Project reference image 1 Project reference image 2
  
      #include 
      #include 
      #include 
      #include 
      #include 
      
      #define SERVICE_UUID        "12345678-1234-1234-1234-123456789abc"
      #define CHARACTERISTIC_UUID "abcdefab-1234-1234-1234-abcdefabcdef"
      
      const int PulseWire = D0;
      int Threshold = 550;
      
      PulseSensorPlayground pulseSensor;
      
      BLECharacteristic *pCharacteristic;
      bool deviceConnected = false;
      
      class MyServerCallbacks : public BLEServerCallbacks {
        void onConnect(BLEServer* pServer) {
          deviceConnected = true;
        }
        void onDisconnect(BLEServer* pServer) {
          deviceConnected = false;
        }
      };
      
      void setup() {
        Serial.begin(115200);
      
        // Pulse sensor
        pulseSensor.analogInput(PulseWire);
        pulseSensor.setThreshold(Threshold);
        pulseSensor.begin();
      
        // BLE setup
        BLEDevice::init("ESP32-Bagel");
        BLEServer *pServer = BLEDevice::createServer();
        pServer->setCallbacks(new MyServerCallbacks());
      
        BLEService *pService = pServer->createService(SERVICE_UUID);
      
        pCharacteristic = pService->createCharacteristic(
                            CHARACTERISTIC_UUID,
                            BLECharacteristic::PROPERTY_NOTIFY
                          );
      
        pService->start();
        pServer->getAdvertising()->start();
      
        Serial.println("BLE ready!");
      }
      
      void loop() {
        if (pulseSensor.sawStartOfBeat()) {
          int bpm = pulseSensor.getBeatsPerMinute();
          Serial.println(bpm);
      
          if (deviceConnected) {
            char buffer[8];
            sprintf(buffer, "%d", bpm);
            pCharacteristic->setValue(buffer);
            pCharacteristic->notify();
          }
        }
      }
  

The simple circuit has a heart rate pulse sensor (that I re-soldered for stability) that interfaces with my computer through bluetooth. Then a readout appears on the digital interface, using an initial arduino code that I modified from pulse playground.

Housing/Enclosure

Project reference image 1 Project reference image 2 Project reference image 2

I found box and lid files from the internet and modified it to have a hold I can thread the pulse sensor through to 3d print. First, though I wanted to test out the measurements on a basic laser cutter cut, so I printed this to test how well it fits in one's hand.

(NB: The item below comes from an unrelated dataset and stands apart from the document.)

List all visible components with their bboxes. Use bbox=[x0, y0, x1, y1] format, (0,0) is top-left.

Download Box (w/ hole) File

Download Lid File

Digital Output

This is how the game works: 1) a question is shown (eventually planning to integrate an LLM to formulate questions), 2) two answers are shown, 3) to answer you must either do an exercise to raise heartrate or keep heartrate the same, 4) if you get it wrong it gets shuffled to the end of the queue.

Download HTML Game code

Oscilliscope

Project reference image 1 Project reference image 2

Before, the oscilliscope shows voltage/electricity taken from the air. Then, when I attatch the probes there is a constant, higher voltage, because this is a closed circuit.